8. A high incidence of “battlers” in the neighbourhood

This will reflect on the will and the financial ability of property owners to enhance their immediate environment leading to “nappy alley” type suburbs.

9. An excessive number of people from one particular demographic.

The happiest and most desirable neighbourhoods are invariably those with a good cross section of folk of all ages. This way, there are elderly or retired people at home to “keep and eye on things” while others are working. Similarly, the elderly do not feel isolated or marginalised as is often the case in some older suburbs where everyone appears to be in “God’s Waiting Room.”

Aside from the opposite to many of the above detractors, some of the qualities making areas attractive for potential buyers will be:

– Suburbs along the coastal strip of coastal towns and cities.

– Suburbs or streets within suburbs that afford attractive views.

– Localities where there has been careful consideration to landscaping and street design.

– “Exclusive” estates with regular security patrols.

– Anywhere where owners obviously exhibit pride in their gardens and homes.

– Estates where restrictive covenants apply and are enforced. Nothing detracts from property values more quickly than broken down vehicles or trucks, caravans or trailers parked on front lawns, rubbish bins left in view, unkempt gardens, ugly air conditioners, television aerials, satellite dishes or anything which tends to spoil the aesthetics of the neighbourhood.

– Suburbs that are well maintained by the local authority. Let’s face it, not every suburb receives the same care and consideration by local councils and some local authorities look after ratepayers better than others. Potholes, weedy verges, brown dried-up parks, a poorly enacted or non-existent graffiti removal policy or the lack of footpaths or recreational facilities reflect badly in property prices.

– Suburbs which boast a university.

– Suburbs hosting at least one well regarded private secondary school.

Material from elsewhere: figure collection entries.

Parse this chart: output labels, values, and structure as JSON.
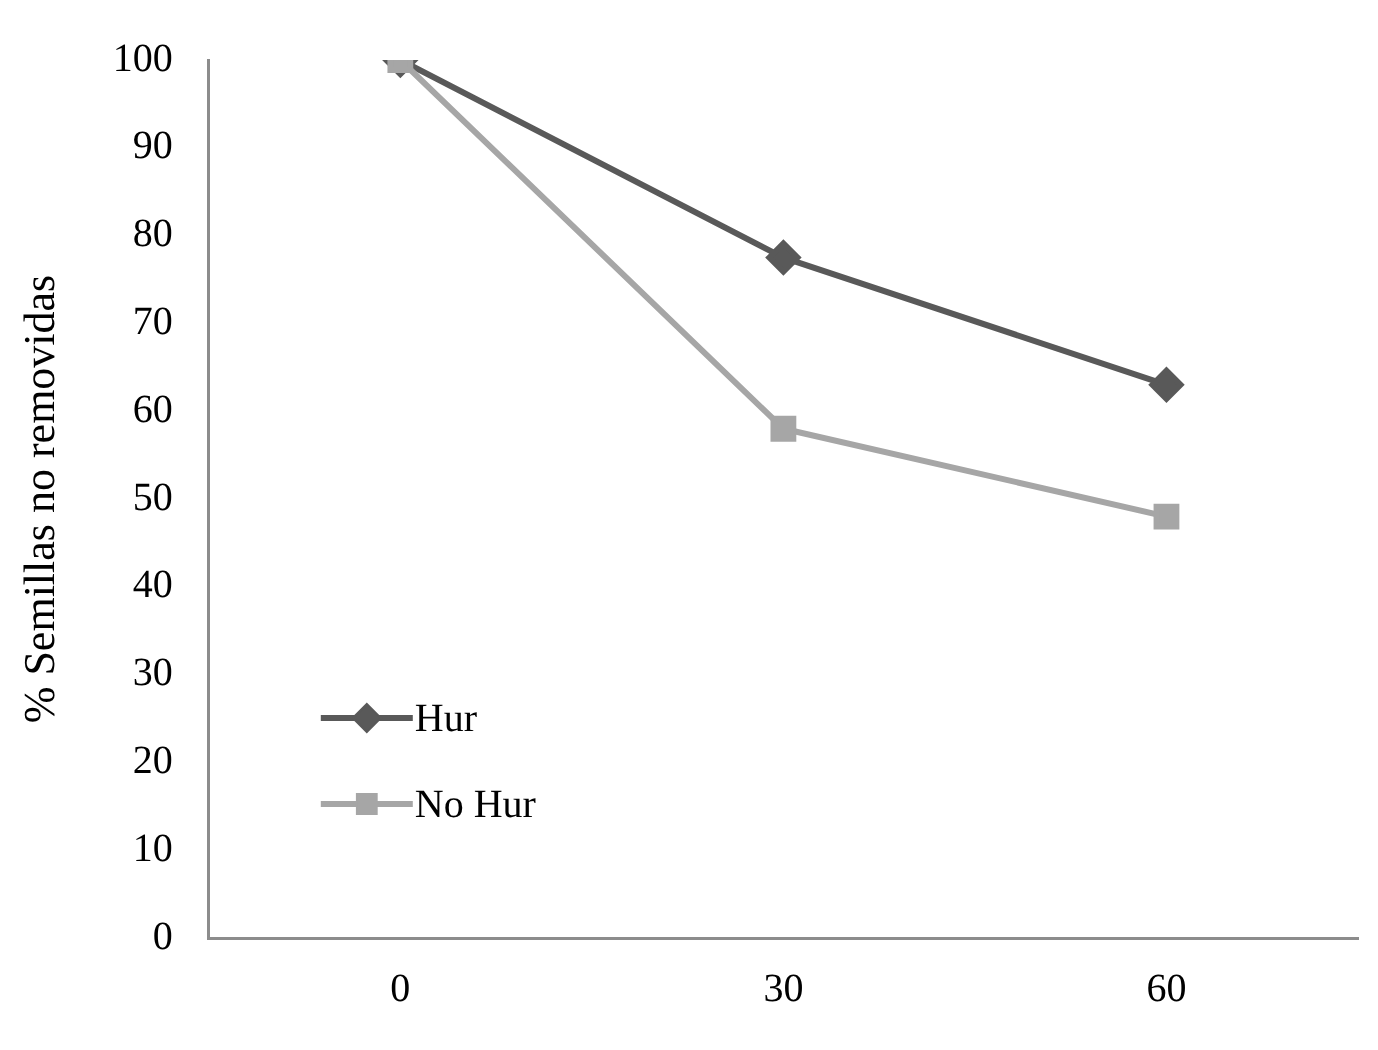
{
  "chart_data": {
    "type": "line",
    "ylabel": "% Semillas no removidas",
    "categories": [
      "0",
      "30",
      "60"
    ],
    "series": [
      {
        "name": "Hur",
        "color": "#595959",
        "values": [
          100,
          77.5,
          63
        ],
        "marker": "diamond"
      },
      {
        "name": "No Hur",
        "color": "#a6a6a6",
        "values": [
          100,
          58,
          48
        ],
        "marker": "square"
      }
    ],
    "ylim": [
      0,
      100
    ],
    "yticks": [
      0,
      10,
      20,
      30,
      40,
      50,
      60,
      70,
      80,
      90,
      100
    ],
    "grid": false,
    "legend": "bottom left"
  }
}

Naturally, the more ticks a suburb earns, the higher the property values so you may have to trade off some things in order to find a project within your budget. Nevertheless, the canny investor should look for the best value for money and there are some excellent bargains to be found which will bring surprisingly good returns. However, do not choose with your heart (emotion). This is purely a business proposition and you should be looking to meet the needs of the greatest numbers of buyers, NOT what necessarily appeals to you.

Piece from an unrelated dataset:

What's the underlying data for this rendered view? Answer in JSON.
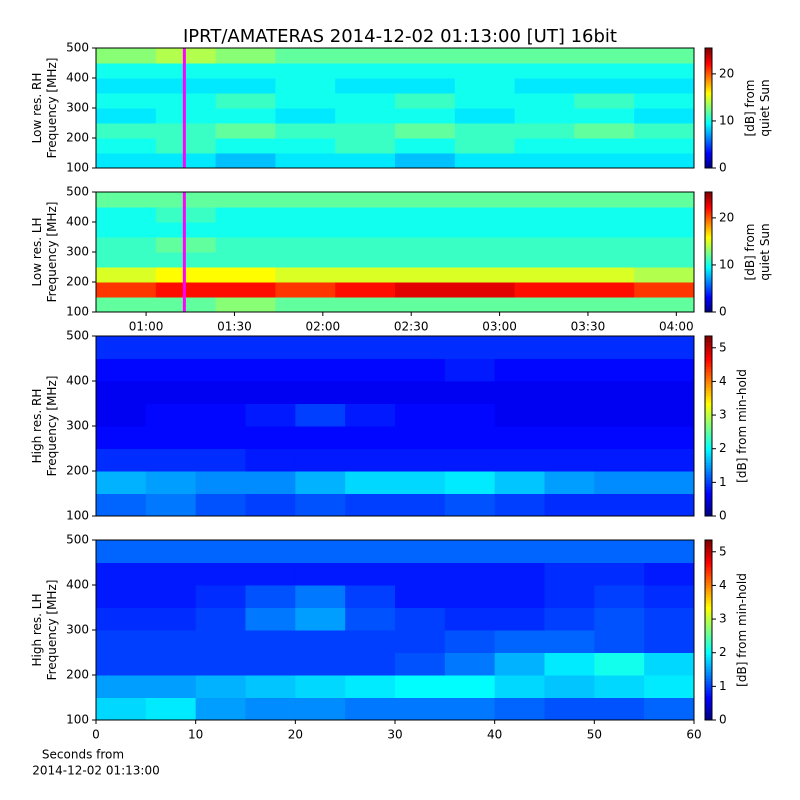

Lastly on the question of deciding where to buy, never buy without knowing who your neighbours are. Because it is worth hammering that point home I’ll repeat it. Never buy without knowing who your neighbours are.

A little time knocking on doors around your chosen property asking a few discrete questions might save you heartache and dollars down the track. The most carefully tended home might well house a drug laboratory or people who otherwise make life unbearable.

Remember, have fun and you’ll pick up what you need to know as you complete each step.